I am reminded of Nietzsche and Bataille here. And of all of life and death...
But this is really just a post about my house. Over the landscape of Sarah's body in this painting, is a burning house.
It might read as a church, or public building. But it might also be my house. In the last years that I lived there, my partner of many years developed breast cancer. In this house we confronted the possibility of her death and disfigurement. I witnessed the incommunicability of her physical pain even as I drained the fluids strapped to her half razed chest. And much later, as I worked on this painting of her,
I wanted to convey a sense of that care, of the tenderness that I felt for her even as I was disappearing from her life and she from mine, hence the disembodied arm and hand. What strikes me now when I look at this painting is that it might very well be her own arm floating in space, but it might also be my arm bending backwards as I walk away from her, and leave her to her incommensurable pain, which she doesn't express. In violence and in love, one thing is another.
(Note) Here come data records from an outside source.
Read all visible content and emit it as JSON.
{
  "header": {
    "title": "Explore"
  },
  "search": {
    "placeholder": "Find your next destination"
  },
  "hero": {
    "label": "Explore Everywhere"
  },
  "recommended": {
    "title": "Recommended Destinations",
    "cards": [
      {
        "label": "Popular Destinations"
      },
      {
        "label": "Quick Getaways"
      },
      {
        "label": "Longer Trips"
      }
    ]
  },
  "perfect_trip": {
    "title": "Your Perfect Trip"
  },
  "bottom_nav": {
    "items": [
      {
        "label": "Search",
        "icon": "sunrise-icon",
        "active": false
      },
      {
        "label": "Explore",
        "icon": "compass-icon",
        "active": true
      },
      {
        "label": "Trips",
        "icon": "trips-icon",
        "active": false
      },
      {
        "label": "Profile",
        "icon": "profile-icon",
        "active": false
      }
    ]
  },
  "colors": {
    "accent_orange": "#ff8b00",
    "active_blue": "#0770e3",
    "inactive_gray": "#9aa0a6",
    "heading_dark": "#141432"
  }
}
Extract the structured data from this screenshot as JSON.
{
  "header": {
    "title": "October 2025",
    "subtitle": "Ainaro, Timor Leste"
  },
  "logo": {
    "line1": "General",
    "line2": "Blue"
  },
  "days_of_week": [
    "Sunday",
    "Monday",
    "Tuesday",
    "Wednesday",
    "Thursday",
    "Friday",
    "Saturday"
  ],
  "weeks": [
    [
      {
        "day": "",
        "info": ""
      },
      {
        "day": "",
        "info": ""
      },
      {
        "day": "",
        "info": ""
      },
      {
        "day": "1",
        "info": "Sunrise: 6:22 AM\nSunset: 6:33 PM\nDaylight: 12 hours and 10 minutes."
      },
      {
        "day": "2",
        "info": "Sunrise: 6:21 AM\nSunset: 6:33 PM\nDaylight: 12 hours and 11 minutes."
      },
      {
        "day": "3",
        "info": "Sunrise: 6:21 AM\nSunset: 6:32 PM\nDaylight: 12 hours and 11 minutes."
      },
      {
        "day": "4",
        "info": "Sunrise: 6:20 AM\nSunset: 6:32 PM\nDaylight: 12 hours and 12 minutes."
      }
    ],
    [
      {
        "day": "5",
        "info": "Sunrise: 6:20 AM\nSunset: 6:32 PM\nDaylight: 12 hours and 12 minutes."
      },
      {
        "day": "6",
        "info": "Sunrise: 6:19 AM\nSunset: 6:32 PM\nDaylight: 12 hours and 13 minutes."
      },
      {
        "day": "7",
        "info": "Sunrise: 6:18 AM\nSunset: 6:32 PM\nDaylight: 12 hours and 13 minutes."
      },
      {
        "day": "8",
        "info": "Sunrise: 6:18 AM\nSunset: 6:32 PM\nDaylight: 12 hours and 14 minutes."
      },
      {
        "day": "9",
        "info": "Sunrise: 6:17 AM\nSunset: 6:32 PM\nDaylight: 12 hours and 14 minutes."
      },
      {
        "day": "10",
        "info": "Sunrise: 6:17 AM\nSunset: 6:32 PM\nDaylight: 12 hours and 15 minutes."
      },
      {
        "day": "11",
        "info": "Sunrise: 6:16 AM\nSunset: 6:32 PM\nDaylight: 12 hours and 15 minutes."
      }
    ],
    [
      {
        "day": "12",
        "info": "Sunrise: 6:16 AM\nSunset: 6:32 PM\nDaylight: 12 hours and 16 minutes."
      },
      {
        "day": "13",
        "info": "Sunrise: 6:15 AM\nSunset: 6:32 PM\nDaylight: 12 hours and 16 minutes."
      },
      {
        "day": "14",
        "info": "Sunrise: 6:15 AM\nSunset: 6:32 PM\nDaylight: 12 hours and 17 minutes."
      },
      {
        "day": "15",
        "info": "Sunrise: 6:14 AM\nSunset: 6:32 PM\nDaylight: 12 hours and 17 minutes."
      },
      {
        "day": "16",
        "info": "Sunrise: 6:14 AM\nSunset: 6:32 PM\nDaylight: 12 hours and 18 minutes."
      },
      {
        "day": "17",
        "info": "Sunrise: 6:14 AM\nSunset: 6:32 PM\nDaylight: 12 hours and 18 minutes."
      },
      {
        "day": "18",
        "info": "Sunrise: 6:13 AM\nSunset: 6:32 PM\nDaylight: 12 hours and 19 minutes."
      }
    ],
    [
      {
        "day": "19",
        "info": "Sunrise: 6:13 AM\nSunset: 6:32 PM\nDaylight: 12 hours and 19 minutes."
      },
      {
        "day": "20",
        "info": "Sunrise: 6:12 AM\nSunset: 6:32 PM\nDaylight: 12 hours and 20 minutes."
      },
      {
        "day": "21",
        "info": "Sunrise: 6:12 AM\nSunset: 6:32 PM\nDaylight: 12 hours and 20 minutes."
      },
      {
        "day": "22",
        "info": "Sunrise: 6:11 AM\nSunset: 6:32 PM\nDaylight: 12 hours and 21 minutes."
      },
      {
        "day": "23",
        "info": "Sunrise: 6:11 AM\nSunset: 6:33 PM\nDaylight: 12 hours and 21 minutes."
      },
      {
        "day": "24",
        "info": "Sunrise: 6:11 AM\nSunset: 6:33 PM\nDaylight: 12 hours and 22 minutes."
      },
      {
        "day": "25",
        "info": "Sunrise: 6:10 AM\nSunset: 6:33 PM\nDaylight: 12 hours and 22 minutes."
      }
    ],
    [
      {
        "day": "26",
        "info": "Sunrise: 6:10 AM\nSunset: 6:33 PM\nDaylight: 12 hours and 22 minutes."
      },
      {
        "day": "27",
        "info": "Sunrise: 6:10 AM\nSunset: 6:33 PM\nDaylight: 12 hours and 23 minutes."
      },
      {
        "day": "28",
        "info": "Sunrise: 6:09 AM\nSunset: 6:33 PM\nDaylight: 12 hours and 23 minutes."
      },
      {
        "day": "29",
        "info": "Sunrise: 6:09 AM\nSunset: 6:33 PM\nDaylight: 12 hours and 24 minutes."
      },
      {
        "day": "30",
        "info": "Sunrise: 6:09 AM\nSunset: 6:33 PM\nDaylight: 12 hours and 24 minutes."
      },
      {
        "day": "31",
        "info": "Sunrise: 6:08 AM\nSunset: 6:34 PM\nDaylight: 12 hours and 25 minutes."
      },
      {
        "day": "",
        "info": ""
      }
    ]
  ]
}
As I lose my house, I feel vulnerable, unsheltered.
This reminds me of running away from an intolerable home as a kid. I wasn't afraid then. The world was less scary than the walls of my room.
Eventually I discovered the obvious brutality of all of civilization. And so, not so long ago, I yearned to make a home with immutable walls, a place of shelter and rest and retreat from the capacity for injury.
I felt a brief wave of panic, like the old days when ghosts haunted me. And then the panic just left.
These walls are haunted too.
What can anyone do with all of this mutability and violence that surrounds us always.